Kim Jong Un
The new tougher sanctions placed by the United Nations on North Korea, will end up impacting the common people of North Korea more than the regime of North Korean leader Kim Jong Un. In this photo, North Korean leader Kim Jong-Un (C) inspecting the 'Dropping and Target-striking Contest of KPA Special Operation Forces - 2017' at an undisclosed location in North Korea, April 14, 2017. Getty Images/ STR

The new tougher sanctions placed by the United Nations on North Korea will end up impacting the common people of North Korea more than the regime of North Korean leader Kim Jong Un.

“The likeliest impact on the deeper cuts in petroleum products will be on sectors nonessential to the survival of the regime,” Paul Musgrave, assistant professor at the University of Massachusetts at Amherst, Live Mint reported. “That means that the incidence of these cuts will fall hardest on ordinary North Koreans.”

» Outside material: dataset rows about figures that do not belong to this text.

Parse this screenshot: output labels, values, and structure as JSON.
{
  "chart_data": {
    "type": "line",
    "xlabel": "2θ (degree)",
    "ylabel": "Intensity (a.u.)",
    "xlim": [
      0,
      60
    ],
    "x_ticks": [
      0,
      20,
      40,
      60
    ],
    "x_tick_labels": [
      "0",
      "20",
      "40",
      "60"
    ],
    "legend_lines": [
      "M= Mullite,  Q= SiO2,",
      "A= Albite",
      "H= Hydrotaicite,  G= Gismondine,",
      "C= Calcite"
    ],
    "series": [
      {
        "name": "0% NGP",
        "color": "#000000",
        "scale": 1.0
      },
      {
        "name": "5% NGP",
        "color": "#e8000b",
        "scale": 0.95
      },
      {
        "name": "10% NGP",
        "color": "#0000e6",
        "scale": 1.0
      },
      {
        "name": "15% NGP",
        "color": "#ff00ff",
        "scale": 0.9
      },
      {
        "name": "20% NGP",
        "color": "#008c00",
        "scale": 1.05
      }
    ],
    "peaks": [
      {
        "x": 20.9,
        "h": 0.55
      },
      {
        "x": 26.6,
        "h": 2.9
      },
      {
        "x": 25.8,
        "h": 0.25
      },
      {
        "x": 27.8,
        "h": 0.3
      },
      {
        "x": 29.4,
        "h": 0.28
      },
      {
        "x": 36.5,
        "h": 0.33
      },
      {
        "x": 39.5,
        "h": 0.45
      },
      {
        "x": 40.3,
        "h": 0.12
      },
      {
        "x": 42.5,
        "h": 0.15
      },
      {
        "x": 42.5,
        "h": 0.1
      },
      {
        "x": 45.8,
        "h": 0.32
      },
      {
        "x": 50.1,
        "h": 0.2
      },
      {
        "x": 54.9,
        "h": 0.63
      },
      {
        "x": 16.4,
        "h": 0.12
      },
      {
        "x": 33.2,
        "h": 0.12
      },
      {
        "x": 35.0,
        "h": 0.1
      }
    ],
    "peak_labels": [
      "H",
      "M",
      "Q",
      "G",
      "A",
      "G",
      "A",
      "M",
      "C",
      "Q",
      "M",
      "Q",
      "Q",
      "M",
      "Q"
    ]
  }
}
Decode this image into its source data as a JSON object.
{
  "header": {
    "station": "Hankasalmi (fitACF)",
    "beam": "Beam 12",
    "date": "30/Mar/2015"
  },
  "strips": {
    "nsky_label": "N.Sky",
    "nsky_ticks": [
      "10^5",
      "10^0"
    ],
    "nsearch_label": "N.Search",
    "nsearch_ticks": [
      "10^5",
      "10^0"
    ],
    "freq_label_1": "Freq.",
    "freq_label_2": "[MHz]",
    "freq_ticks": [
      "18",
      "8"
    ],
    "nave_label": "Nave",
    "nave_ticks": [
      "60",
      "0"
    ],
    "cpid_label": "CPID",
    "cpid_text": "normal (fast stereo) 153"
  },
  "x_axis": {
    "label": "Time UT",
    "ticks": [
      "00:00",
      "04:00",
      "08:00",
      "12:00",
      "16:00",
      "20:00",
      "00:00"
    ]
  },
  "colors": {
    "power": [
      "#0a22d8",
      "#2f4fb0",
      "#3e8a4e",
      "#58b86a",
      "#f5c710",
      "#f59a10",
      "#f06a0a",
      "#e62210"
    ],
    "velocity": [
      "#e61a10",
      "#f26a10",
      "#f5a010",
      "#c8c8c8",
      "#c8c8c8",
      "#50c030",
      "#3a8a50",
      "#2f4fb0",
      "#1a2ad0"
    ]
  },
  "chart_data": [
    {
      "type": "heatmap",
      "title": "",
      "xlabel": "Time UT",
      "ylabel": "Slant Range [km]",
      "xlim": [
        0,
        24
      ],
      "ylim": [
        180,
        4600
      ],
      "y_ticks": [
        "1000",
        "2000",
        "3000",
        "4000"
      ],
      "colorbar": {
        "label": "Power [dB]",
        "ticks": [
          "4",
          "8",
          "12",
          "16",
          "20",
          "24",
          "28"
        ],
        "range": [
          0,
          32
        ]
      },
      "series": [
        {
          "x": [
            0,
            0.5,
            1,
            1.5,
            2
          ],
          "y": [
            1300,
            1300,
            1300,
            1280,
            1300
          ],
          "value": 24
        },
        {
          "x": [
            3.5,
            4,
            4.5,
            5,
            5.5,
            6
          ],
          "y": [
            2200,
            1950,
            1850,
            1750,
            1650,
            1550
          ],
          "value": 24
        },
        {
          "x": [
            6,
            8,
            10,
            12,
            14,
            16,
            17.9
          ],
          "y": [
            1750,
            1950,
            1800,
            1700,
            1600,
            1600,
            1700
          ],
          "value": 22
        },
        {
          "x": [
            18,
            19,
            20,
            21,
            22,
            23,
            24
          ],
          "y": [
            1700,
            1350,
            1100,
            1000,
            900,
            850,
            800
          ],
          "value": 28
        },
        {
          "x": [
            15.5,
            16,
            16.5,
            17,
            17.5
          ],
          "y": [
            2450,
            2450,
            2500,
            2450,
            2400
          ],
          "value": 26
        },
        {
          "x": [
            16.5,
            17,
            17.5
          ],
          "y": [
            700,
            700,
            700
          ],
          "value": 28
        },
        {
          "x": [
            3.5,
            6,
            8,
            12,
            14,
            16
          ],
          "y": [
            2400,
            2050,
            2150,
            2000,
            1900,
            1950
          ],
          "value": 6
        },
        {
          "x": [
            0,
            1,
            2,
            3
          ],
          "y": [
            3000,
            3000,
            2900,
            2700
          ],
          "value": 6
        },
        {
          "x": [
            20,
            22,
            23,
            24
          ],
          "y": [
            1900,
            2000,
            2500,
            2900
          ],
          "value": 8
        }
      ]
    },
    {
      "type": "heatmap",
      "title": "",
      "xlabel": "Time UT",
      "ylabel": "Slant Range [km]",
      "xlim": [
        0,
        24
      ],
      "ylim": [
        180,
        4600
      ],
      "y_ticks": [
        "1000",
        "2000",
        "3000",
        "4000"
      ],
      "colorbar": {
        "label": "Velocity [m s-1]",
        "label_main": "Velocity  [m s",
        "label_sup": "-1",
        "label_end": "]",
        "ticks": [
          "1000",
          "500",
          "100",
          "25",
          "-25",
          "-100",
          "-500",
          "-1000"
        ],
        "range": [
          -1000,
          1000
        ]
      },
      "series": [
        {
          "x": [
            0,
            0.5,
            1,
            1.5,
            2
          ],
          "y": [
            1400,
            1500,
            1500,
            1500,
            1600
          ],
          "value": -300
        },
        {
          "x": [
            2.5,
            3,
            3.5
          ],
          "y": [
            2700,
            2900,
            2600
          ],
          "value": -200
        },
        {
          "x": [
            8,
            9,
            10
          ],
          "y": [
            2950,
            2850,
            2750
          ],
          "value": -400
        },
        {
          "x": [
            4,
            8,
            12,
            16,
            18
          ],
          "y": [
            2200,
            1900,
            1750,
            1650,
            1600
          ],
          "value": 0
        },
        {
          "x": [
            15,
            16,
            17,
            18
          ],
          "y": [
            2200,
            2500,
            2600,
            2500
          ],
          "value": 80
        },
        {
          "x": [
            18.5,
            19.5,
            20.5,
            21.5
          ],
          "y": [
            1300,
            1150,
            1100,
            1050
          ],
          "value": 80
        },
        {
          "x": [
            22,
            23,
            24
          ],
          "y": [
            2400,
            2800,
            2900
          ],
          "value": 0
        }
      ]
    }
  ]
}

The latest sanctions which were approved last week were described as a deliberate act of aggression by North Korea.

“We define this ‘sanctions resolution’ rigged by the U.S. and its followers as a grave infringement upon the sovereignty of our Republic and as an act of war violating peace and stability in the Korean Peninsula and the region,” North Korea’s foreign ministry said in a statement on North’s official Korean Central News Agency on Sunday, the Star reported.

The December sanctions include cutting down North Korea’s petroleum imports to 500,000 barrels per year. This is a significant drop from the allowance of two million barrels, as dictated by the previous sanctions brought against Pyongyang in September.

According to Hong Kang-chel, a former North Korean border guard who defected in 2013, the sanctions will only cause more resentment for the U.S. among North Korean people as Kim’s regime is most likely to keep the oil for its own use, leaving the citizens to fend for themselves.

“Cutting oil supplies will only make North Koreans rage against the U.S. because they now have to work more by hand on farms, while officials will keep driving cars using smuggled petroleum,” Hong said. “North Korean workers sent overseas have brought back home the ideas and cultures of capitalism they witnessed, but now Trump is leading the way for blocking that route.”

President Donald Trump’s insistence, for several months, on tightening the already strict sanctions on North Korea finally led the U.N. to vote unanimously on Friday and approve the latest measures.

The latest move was in direct retaliation to Kim’s regime testing out its deadliest intercontinental missile yet on Nov. 29, providing further evidence that it has no plans of slowing down its nuclear weapons program.

U.S. ambassador to the United Nations, Nikki Haley told the Security Council that the test was “another attempt by the Kim regime to masquerade as a great power while their people starve and their soldiers defect.”

The North Korean Foreign Ministry, however, has blamed Trump for wanting to bring about a “complete economic blockade” of their country.

“If the U.S. wishes to live safely, it must abandon its hostile policy toward the DPRK and learn to coexist with the country that has nuclear weapons and should wake up from its pipe dream of our country giving up nuclear weapons which we have developed and completed through all kinds of hardships,” said the statement, carried by the KCNA.

The resolution, which excluded some of the originally proposed conditions from the Trump administration such as banning all oil imports and freezing international assets of Kim and his government, will go into effect from Jan. 1.